Important Concepts

OpenSanctions uses a specific set of terms to describe both the technical and domain concepts that structure our understanding of compliance data.

Entities

Entities are the data atoms of OpenSanctions. They can describe real things - like a person, company, passport or airplane - or somewhat abstract notions like a sanctions designation. Each entity has a set of properties, like a name, date of birth, or tax identifier.

Entities are organized into a network graph that describes the connections which exist between them. Our data model describes some types of relationships as entities which in turn have their own properties.

Datasets

Datasets are the groupings in which entities are organized. Every entity is at least part of one dataset, which describes the data source from which it was retrieved (e.g. the main US sanctions list). We provide metadata for each dataset, describing its publisher, data coverage and the limitations inherent in the source. You can download bulk exports in standardized data formats for each dataset.

OpenSanctions combines entities from multiple sources into collections, described below.

PS. Did you know that the W3C defines a dataset as a "set of data"? Computer science is thrilling stuff, people.

Collections

A collection is a bundle of entities (people, companies, etc.) from multiple data sources. These sources might have a similar topical focus (e.g. international sanctions, or procurement bans). Data users can pick a suitable collection when integrating data into a downstream application or screening entities using the API.

The main collection produced by OpenSanctions (and available via our API) is called default.

Entity of interest

OpenSanctions generates and publishes a comprehensive database of risk-linked entities. The term "entity of interest" is used to describe companies or people that are not directly subject to sanctions but are included in OpenSanctions for other reasons. It does carry a specific legal meaning, and does not imply wrongdoing.

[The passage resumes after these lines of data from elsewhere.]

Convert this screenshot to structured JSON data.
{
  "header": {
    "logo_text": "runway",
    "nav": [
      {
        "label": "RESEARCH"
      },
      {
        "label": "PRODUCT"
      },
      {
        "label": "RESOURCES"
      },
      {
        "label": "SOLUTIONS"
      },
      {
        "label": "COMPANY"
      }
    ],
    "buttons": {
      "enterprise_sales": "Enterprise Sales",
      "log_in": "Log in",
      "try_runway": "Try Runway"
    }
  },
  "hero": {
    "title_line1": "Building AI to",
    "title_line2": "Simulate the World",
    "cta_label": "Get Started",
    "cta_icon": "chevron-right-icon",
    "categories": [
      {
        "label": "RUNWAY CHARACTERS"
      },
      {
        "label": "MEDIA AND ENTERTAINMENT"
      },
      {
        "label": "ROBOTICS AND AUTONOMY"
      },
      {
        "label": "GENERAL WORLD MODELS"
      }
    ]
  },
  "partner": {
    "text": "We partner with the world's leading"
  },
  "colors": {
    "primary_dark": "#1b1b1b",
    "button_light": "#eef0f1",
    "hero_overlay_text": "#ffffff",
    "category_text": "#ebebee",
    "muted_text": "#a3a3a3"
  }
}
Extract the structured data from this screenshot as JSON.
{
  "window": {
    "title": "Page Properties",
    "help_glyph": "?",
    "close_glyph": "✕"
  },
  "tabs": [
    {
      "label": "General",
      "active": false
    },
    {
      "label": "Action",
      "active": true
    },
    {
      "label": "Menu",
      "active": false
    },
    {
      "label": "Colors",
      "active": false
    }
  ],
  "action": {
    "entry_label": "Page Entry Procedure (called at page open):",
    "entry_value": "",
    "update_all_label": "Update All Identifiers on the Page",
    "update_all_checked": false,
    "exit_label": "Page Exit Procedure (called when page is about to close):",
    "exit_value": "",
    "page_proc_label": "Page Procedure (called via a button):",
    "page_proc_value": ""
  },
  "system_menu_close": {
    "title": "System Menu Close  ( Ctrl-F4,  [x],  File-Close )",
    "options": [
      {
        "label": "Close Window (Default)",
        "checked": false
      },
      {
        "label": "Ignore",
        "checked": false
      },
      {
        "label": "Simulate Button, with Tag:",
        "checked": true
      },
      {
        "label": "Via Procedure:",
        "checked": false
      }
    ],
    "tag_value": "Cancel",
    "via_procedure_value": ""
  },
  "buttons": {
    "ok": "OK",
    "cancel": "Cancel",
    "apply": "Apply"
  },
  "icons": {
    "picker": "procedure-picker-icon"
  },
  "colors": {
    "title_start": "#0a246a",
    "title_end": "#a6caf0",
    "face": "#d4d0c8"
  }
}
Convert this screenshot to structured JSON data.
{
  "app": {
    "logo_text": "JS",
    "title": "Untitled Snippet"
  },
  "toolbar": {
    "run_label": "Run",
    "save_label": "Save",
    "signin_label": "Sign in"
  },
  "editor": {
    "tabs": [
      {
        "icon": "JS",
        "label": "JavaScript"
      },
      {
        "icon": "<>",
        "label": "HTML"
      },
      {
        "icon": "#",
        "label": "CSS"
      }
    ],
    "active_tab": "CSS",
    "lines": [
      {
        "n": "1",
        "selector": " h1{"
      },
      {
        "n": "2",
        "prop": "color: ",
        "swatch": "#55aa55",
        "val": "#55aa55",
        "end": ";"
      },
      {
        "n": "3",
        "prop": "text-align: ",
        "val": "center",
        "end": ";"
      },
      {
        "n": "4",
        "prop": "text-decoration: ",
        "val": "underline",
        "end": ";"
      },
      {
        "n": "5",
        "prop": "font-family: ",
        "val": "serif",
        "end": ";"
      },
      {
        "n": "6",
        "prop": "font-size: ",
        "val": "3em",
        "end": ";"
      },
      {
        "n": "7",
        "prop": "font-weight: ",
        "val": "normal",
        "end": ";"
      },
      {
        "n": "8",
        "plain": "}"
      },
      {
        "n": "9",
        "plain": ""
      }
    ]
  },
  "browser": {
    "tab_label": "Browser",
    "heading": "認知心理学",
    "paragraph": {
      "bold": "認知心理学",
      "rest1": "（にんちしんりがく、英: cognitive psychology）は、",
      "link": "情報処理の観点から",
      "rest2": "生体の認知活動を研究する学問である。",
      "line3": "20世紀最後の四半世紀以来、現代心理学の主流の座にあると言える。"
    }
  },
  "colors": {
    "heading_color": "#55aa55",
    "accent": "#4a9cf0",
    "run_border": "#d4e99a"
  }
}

Having grown from our core focus of aggregating sanctions data, OpenSanctions also includes politically exposed persons, companies and people included in debarment databases, criminal watchlists, and other domain datasets related to corruption, money laundering and other forms of financial crime. We use data enrichment to find companies linked to sanctioned entities, which may be subject to secondary sanctions.

If you are uncertain why an entity is included, we recommend a) looking at the "Relationships" section of the entity profile to see if it is linked to a primary risk source, and b) checking the metadata description of the data sources (linked at the bottom of the entity profile) to understand the rationale for its composition.

More information:

Targets

The data sources included in the database usually designate specific entities of interest, e.g. the target of a financial sanction, criminal penalty or a political officeholder. In addition to those target entities, some lists include contextual entities, e.g. a set of companies that a sanctioned entity is linked to, or the relatives of a politician. Each entity in the output data includes a boolean field, target, which enables you to distinguish between targeted and secondary entities.

It is not recommended to rely on the target flag to decide what entities to include e.g. in a screening process. Use risk topics instead.

Caption

Data related to a single entity is often aggregated from multiple sources. Those may describe the same person or company using multiple names, such as Emmanuel Macron, MACRON, Emmanuel or Эмманюэль Макрон. While the full list of available names is provided as part of the entity data, you can also use the caption field, which is an algorithmically-picked, preferred display name for the entity. The following criteria are applied when picking a display name:

  • Names written in the Latin alphabet are preferred over names in other scripts.
  • If multiple sources identify the same name, that name is given preference.
  • A title-cased name (Emmanuel Macron) is picked over upper-cased names (Emmanuel MACRON)

Failing all these strategies, the name with the lowest combined edit distance to all other names is chosen.